When your dog continually drinks too much water, any of the following conditions could result eventually
1. Hyperhydration or Toxemia
Hyperhydration gives some warning symptoms when your dog has had too much water, often from diving, swimming, garden hose bitting, water retrieving e.t.c
Some symptoms of water intoxication include;
- Glazed eyes
- Loss of coordination
- Loss of consciousness
- Breathing difficulties
- wobbly walking
- Excessive salivation
This means a reduction in sodium concentration within the body due to excessive dilution by water and consequent swelling of all the body cells and organs.
3.Brain damage and Death
Uncoordinated swelling of an organ like the brain, which is encased in bones, would eventually result in seizure, coma, and death.
It is not impossible, but it may not be easy to treat hyperhydration. Even after administering the depleted ions in some severe cases, the dog’s brain may never return to normal. Thus, it is best to prevent water intoxication or seek help immediately from a vet doctor.
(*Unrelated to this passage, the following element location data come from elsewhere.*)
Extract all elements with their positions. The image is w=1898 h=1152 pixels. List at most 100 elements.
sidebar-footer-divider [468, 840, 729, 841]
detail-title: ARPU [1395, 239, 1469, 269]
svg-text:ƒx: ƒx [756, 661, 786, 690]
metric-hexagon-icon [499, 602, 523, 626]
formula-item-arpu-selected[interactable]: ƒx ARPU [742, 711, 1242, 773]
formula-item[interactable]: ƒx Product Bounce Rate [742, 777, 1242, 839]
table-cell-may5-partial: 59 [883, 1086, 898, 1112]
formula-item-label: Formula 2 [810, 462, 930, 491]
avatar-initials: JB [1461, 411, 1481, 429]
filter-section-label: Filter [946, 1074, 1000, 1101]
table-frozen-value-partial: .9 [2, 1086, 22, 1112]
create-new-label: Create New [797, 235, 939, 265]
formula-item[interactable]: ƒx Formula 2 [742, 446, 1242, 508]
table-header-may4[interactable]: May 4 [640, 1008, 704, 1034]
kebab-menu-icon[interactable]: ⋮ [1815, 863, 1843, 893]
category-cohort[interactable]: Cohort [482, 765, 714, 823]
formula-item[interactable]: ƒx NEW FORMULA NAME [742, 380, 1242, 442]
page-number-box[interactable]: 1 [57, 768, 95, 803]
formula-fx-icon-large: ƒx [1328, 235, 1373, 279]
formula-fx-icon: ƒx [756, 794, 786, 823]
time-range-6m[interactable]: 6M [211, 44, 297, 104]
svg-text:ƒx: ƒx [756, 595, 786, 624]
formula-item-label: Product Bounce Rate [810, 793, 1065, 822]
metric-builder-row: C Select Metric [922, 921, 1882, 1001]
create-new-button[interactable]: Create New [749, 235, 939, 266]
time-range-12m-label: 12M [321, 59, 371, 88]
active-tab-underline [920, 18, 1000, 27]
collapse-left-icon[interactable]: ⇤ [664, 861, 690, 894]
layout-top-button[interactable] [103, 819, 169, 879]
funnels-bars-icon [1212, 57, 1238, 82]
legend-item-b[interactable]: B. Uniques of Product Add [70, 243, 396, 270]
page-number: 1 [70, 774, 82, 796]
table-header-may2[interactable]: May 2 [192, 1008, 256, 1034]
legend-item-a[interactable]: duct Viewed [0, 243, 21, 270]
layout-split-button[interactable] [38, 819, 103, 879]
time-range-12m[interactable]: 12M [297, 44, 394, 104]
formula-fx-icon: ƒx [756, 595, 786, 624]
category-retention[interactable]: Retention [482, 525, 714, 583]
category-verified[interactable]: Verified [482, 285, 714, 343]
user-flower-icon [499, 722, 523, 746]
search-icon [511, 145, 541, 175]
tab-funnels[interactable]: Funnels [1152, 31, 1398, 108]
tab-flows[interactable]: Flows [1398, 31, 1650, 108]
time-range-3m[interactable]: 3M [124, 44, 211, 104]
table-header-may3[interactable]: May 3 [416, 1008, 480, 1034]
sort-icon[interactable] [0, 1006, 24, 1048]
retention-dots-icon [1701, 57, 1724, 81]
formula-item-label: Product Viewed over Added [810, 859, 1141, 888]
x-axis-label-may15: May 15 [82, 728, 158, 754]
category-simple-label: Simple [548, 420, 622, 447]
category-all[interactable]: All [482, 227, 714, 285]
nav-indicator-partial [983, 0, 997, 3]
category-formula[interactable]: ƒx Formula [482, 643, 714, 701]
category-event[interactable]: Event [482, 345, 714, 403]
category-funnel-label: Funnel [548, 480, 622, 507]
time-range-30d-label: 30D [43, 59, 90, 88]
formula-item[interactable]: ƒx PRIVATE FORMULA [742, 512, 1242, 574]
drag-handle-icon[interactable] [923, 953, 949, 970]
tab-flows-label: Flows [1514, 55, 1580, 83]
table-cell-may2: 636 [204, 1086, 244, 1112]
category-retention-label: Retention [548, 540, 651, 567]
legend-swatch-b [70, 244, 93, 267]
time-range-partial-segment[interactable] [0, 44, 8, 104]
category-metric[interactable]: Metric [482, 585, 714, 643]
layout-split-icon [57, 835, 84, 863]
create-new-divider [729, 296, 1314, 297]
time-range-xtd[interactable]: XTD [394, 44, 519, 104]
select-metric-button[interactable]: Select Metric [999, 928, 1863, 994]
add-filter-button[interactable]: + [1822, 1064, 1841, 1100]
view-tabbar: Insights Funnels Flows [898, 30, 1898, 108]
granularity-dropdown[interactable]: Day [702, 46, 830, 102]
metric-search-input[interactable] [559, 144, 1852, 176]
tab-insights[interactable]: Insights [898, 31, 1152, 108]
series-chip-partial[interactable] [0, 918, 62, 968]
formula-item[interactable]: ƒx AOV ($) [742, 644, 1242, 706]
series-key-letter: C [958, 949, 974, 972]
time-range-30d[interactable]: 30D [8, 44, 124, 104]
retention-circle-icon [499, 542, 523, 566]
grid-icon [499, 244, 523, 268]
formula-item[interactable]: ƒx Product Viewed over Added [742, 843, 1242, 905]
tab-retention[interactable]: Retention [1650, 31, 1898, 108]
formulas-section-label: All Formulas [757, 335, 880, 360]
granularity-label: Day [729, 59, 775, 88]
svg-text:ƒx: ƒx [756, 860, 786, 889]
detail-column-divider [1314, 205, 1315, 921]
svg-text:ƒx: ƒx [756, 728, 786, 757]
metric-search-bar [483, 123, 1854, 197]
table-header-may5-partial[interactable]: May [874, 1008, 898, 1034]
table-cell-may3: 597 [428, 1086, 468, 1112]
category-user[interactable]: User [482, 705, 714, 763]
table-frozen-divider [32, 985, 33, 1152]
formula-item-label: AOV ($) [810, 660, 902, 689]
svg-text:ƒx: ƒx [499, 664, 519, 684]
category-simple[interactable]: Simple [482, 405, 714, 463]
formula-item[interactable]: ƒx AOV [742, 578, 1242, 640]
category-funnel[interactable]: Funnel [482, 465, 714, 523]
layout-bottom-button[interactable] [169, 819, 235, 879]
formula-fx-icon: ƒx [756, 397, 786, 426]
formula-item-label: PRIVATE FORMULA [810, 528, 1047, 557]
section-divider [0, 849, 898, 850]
Some ways in which you can prevent your dog from becoming hyper hydrated are;
- Keep a small bowl of water for your dog to drink from so that he wouldn’t attempt to drink from a garden hose.
- Watch over your dog even as he plays with water from a tap or hose.
- Do not leave your dog alone with running water. A bowl of drinking water should suffice.
- Reduce the amount of time your dog gets to spend playing with water.
- Take your pet to the vet regularly to ensure it doesn’t have any underlying illnesses like kidney malfunctions, which would reduce its ability to regulate the amount of body water.
What Dogs Are at Risk for Water Intoxication?
Dog’s like Newfoundlands, Labrador, and Retrievers who have been trained to spend much time in water tend to be less susceptible to hyperhydration., While lean dogs and young puppies are most susceptible to water intoxication.
While staying hydrated is great even for dogs, we have already discussed the harmful effects that may result when your dog consumes too much water or when he does so too quickly.
Now that you know all these, we can conclude that you are better armed to safeguard your pooch. But if anything we have mentioned here still feels alien to you, then feel free to place a call to your vet doctor.